Man, I’d give anything for Bryant’s Bowie knife right now. Even a pair of Alice’s dull sewing shears...

That last thought whipped my head around to the two desks in the corner. Nothing obvious on either desktop, but there was a very good chance one of the drawers held something I could use.

With my ankles tied(dang, I shouldn’t have forced their hand to do that), I couldn’t stand and walk over to the desks. I could, however, scoot my chair over inch by inch.

Start, stop, wait to make sure no one heard me before another slide. Again and again, closer and closer, I finally made it to the first desk.

With my wrists taped to the arms of the chair, it took a great deal of rocking and maneuvering my fingers to pull the top drawer open.
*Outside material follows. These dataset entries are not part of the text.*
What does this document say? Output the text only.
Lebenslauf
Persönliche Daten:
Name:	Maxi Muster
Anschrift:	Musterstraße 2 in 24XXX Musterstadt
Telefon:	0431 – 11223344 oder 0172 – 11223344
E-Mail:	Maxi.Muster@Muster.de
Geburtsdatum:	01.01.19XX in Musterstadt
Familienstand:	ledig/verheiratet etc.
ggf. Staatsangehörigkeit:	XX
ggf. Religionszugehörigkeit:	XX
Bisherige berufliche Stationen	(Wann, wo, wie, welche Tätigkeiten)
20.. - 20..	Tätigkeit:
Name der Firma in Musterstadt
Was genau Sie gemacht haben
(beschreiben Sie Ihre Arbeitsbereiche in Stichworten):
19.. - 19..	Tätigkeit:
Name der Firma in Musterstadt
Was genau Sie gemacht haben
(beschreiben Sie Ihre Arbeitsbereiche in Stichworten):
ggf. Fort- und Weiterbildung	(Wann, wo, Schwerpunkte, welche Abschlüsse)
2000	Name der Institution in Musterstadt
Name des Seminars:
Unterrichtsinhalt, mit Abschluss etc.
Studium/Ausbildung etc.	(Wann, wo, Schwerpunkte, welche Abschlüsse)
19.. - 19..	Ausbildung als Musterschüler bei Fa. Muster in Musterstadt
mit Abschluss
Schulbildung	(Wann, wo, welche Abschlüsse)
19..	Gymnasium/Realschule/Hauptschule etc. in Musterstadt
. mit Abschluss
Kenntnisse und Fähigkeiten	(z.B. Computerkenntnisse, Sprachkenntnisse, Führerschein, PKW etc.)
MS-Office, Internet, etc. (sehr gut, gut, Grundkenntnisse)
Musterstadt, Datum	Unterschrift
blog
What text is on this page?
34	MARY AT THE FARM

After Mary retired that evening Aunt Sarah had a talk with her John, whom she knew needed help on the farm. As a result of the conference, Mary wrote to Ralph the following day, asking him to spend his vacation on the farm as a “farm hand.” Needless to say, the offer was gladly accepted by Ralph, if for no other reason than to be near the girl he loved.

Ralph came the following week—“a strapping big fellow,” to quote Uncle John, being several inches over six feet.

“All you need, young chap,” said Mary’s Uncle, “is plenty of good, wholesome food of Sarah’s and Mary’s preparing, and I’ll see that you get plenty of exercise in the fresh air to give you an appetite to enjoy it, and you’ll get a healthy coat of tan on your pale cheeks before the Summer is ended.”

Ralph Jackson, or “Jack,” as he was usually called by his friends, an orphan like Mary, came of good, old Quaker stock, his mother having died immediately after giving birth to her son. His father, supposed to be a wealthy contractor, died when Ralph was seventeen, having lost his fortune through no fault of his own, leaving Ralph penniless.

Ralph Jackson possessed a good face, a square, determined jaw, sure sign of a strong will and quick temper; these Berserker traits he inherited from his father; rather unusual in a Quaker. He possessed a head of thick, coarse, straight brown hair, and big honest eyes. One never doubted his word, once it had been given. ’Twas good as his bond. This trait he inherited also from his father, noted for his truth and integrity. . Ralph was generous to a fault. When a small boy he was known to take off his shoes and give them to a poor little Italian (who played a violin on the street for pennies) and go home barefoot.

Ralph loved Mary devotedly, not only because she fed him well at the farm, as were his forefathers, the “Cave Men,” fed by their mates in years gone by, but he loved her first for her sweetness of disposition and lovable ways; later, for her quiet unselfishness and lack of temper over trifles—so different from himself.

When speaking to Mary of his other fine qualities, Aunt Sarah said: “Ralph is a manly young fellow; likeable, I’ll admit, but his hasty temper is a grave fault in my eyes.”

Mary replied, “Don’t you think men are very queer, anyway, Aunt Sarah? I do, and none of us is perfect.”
I was rewarded to find a pair of scissors, but I only had time when I heard the voices in the hallway to grab and stuff them inside my loose sleeve before scooting back across the room.

I was back in place when the door unlocked and opened. Tom Black walked inside and closed the door behind him. Then he pulled up a chair in front of me and sat down as if he were about to have a nice fatherly chat.

“You probably have a few questions,” he said.

Unable to speak with my mouth taped shut, my eyes narrowed at him to make my opinion clear.

He sighed. “Yes, I suppose you do want to slit my throat right about now.”

I grunted my affirmation.

“It would probably be better if I showed you something first,” he said. “Maybe then you’ll have a different opinion about this...situation.”

Tom walked over to the corner desk and returned with something that made my stomach drop. It was the leatherbound journal I had seen only hours ago.

Or a good century, to be exact.

“You’ve seen this?” Tom remarked with hiked brows.

I refused to answer, but the confirmation was painted all over my face.

“This belonged to a man by the name of Albert Raymond Wilkens, a very important political figure in this state at one time. He was extremely forward thinking. Brilliant, too. He imagined the incredible possibilities of someone traveling through time in order to change the events of history. Ambitious, to be sure, but he worked and searched his entire life to accomplish this.”

I looked away in annoyance, hoping he wouldn’t continue. It was coming too close to my own truth.

“Then quite by accident he made an incredible discovery,” Tom continued. “He found an actual portal that could bend time into itself like a rubber band. Or more like a slingshot, launching someone from one time period to another.”

I snorted and rolled my eyes as if the thought of this was ridiculous.

“Wilkens found it when he was out hunting on Grandfather Mountain, you see,” Tom said, ignoring my snort. “He wrote that after spotting a stranger dressed in very unusual clothing coming out of a cave, he went inside and explored the tunnels for himself.

“What he found was incredible. Foreign symbols sketched on the rock wall, along with a small metal cylinder that magically lit up when a button was pressed. He even drew a picture of it in his journal. See here?”

He turned to the page and held it up for me. I tried not to look, but curiosity got the better of me and I turned and saw a very good sketch of a modern flashlight. Mine.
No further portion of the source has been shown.